Quantum Computers Are "All the Rage" (35 Years Ago, What IBM Promises This Year is What People Promised When the CEO Was in His 20s)
"Quantum" hype is high on the agenda, seeing that IBM's shares are collapsing again. Someone has just linked to some vapourware puff piece from Microsoft's MSN and said: "If you believe this stuff will be available in 2029, then you'll believe anything and... I have bridge to sell you in London. No mention of Arvind's golden boy, Dario in this article. BUT... What happens if the fabled quantum computers fail to materialize in 2029 ? Where will Arvind and Dario be ? Basking in the sun somewhere in the Caribbean or hiding from the Italian Mafia underground ? After all, a billion dollars is a lot of $$$. ($10 billion is even more). LOL."

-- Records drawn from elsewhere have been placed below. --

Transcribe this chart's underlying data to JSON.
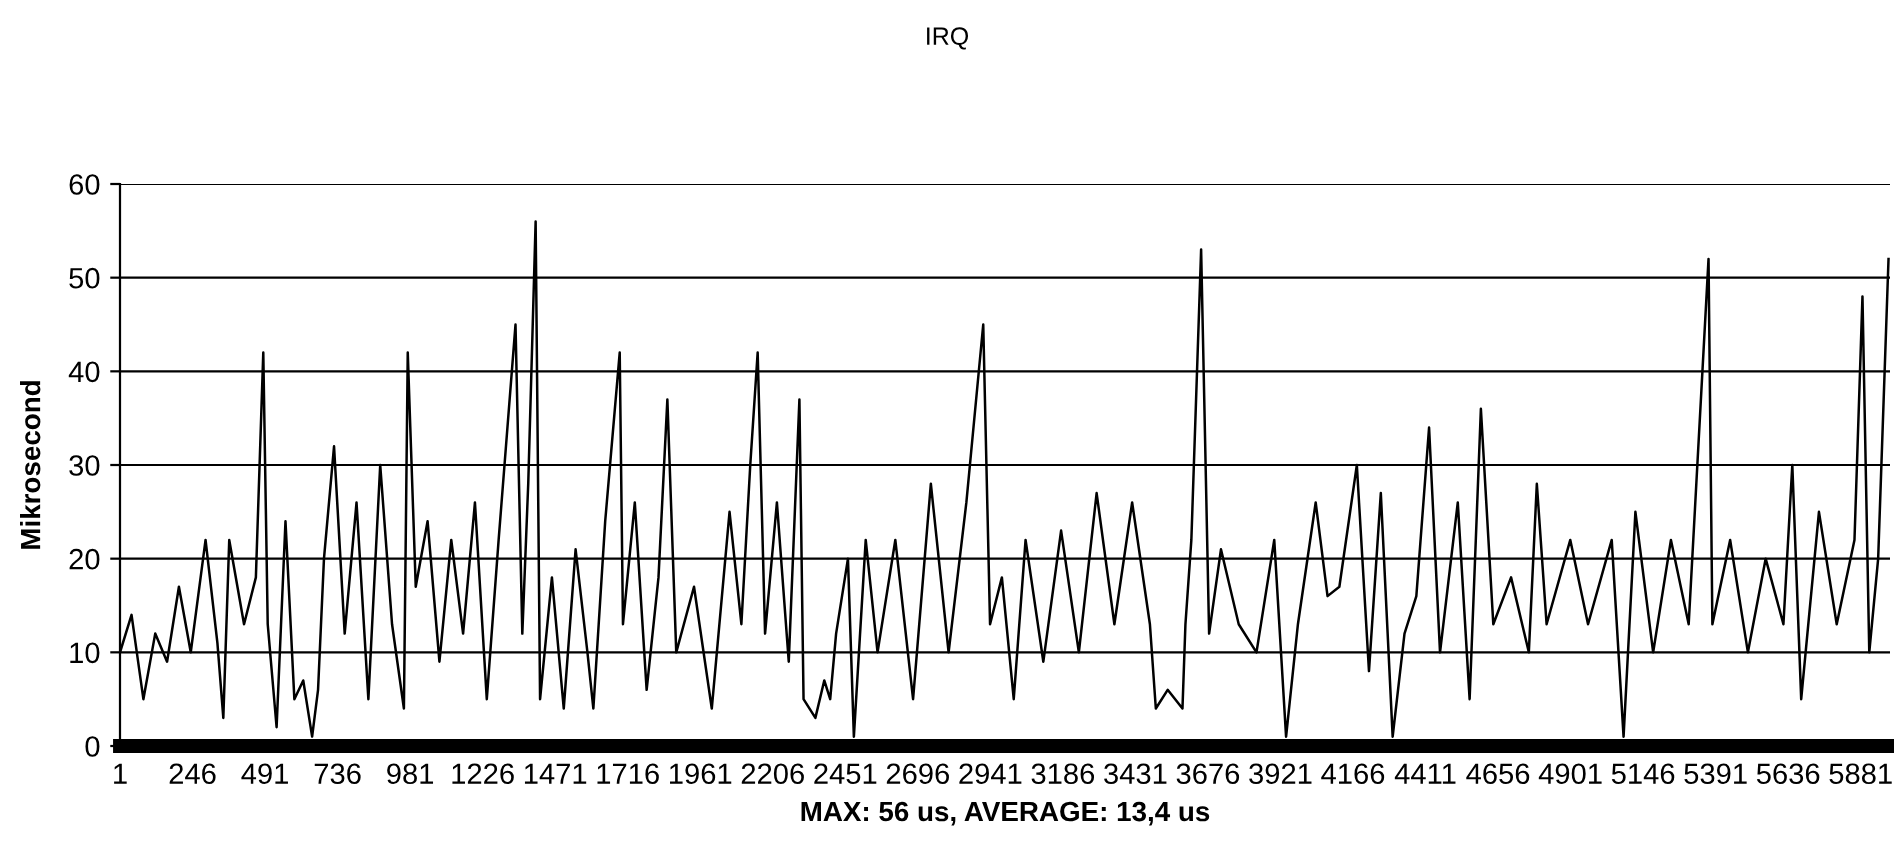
{
  "chart_data": {
    "type": "line",
    "title": "IRQ",
    "xlabel": "MAX: 56 us, AVERAGE: 13,4 us",
    "ylabel": "Mikrosecond",
    "x": [
      1,
      40,
      80,
      120,
      160,
      200,
      240,
      290,
      330,
      350,
      370,
      420,
      460,
      485,
      500,
      530,
      560,
      590,
      620,
      650,
      670,
      690,
      724,
      760,
      800,
      840,
      880,
      920,
      960,
      973,
      1000,
      1040,
      1080,
      1120,
      1160,
      1200,
      1240,
      1280,
      1337,
      1360,
      1380,
      1405,
      1420,
      1460,
      1500,
      1540,
      1580,
      1600,
      1640,
      1689,
      1700,
      1740,
      1780,
      1820,
      1850,
      1880,
      1940,
      2000,
      2060,
      2100,
      2130,
      2155,
      2180,
      2220,
      2260,
      2296,
      2310,
      2350,
      2380,
      2400,
      2420,
      2460,
      2480,
      2520,
      2560,
      2620,
      2680,
      2740,
      2800,
      2860,
      2917,
      2940,
      2980,
      3020,
      3060,
      3120,
      3180,
      3240,
      3300,
      3360,
      3420,
      3480,
      3500,
      3540,
      3590,
      3600,
      3620,
      3653,
      3680,
      3720,
      3780,
      3840,
      3900,
      3940,
      3980,
      4040,
      4080,
      4120,
      4179,
      4220,
      4260,
      4300,
      4340,
      4380,
      4423,
      4460,
      4520,
      4560,
      4598,
      4640,
      4700,
      4760,
      4787,
      4820,
      4900,
      4960,
      5040,
      5080,
      5120,
      5180,
      5240,
      5300,
      5367,
      5380,
      5440,
      5500,
      5560,
      5620,
      5650,
      5680,
      5740,
      5800,
      5860,
      5887,
      5910,
      5940,
      5975
    ],
    "series": [
      {
        "color": "#000000",
        "values": [
          10,
          14,
          5,
          12,
          9,
          17,
          10,
          22,
          11,
          3,
          22,
          13,
          18,
          42,
          13,
          2,
          24,
          5,
          7,
          1,
          6,
          20,
          32,
          12,
          26,
          5,
          30,
          13,
          4,
          42,
          17,
          24,
          9,
          22,
          12,
          26,
          5,
          22,
          45,
          12,
          28,
          56,
          5,
          18,
          4,
          21,
          10,
          4,
          24,
          42,
          13,
          26,
          6,
          18,
          37,
          10,
          17,
          4,
          25,
          13,
          30,
          42,
          12,
          26,
          9,
          37,
          5,
          3,
          7,
          5,
          12,
          20,
          1,
          22,
          10,
          22,
          5,
          28,
          10,
          26,
          45,
          13,
          18,
          5,
          22,
          9,
          23,
          10,
          27,
          13,
          26,
          13,
          4,
          6,
          4,
          13,
          22,
          53,
          12,
          21,
          13,
          10,
          22,
          1,
          13,
          26,
          16,
          17,
          30,
          8,
          27,
          1,
          12,
          16,
          34,
          10,
          26,
          5,
          36,
          13,
          18,
          10,
          28,
          13,
          22,
          13,
          22,
          1,
          25,
          10,
          22,
          13,
          52,
          13,
          22,
          10,
          20,
          13,
          30,
          5,
          25,
          13,
          22,
          48,
          10,
          20,
          52
        ]
      }
    ],
    "xlim": [
      1,
      5980
    ],
    "xticks": [
      1,
      246,
      491,
      736,
      981,
      1226,
      1471,
      1716,
      1961,
      2206,
      2451,
      2696,
      2941,
      3186,
      3431,
      3676,
      3921,
      4166,
      4411,
      4656,
      4901,
      5146,
      5391,
      5636,
      5881
    ],
    "ylim": [
      0,
      60
    ],
    "yticks": [
      0,
      10,
      20,
      30,
      40,
      50,
      60
    ],
    "grid": "y",
    "legend": false,
    "marker": "none",
    "line_style": "solid"
  }
}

Someone responded a few minutes ago: "If you conducted an anonymous survey of the scientists and engineers who actually work in the field of Quantum Computing and asked the question, "will commercially viable fault tolerant Quantum Computers exist in 2029?" - 100% of them will answer "NO". Again, that's assuming it's anonymous and assuming they can somehow be assured than an honest answer will not reduce funding flowing into the field."
As we emphasised and showed just earlier this week, predictions of imminent or foreseeable Quantum Computers go a very long way back. None have materialised.
Quantum Computers were mentioned as "on the way" when I was a Computer Science student in 2000 (i.e. 26 years ago) and Quantum Computers as a potential product go back to the mid-90s (i.e. 3+ decades ago).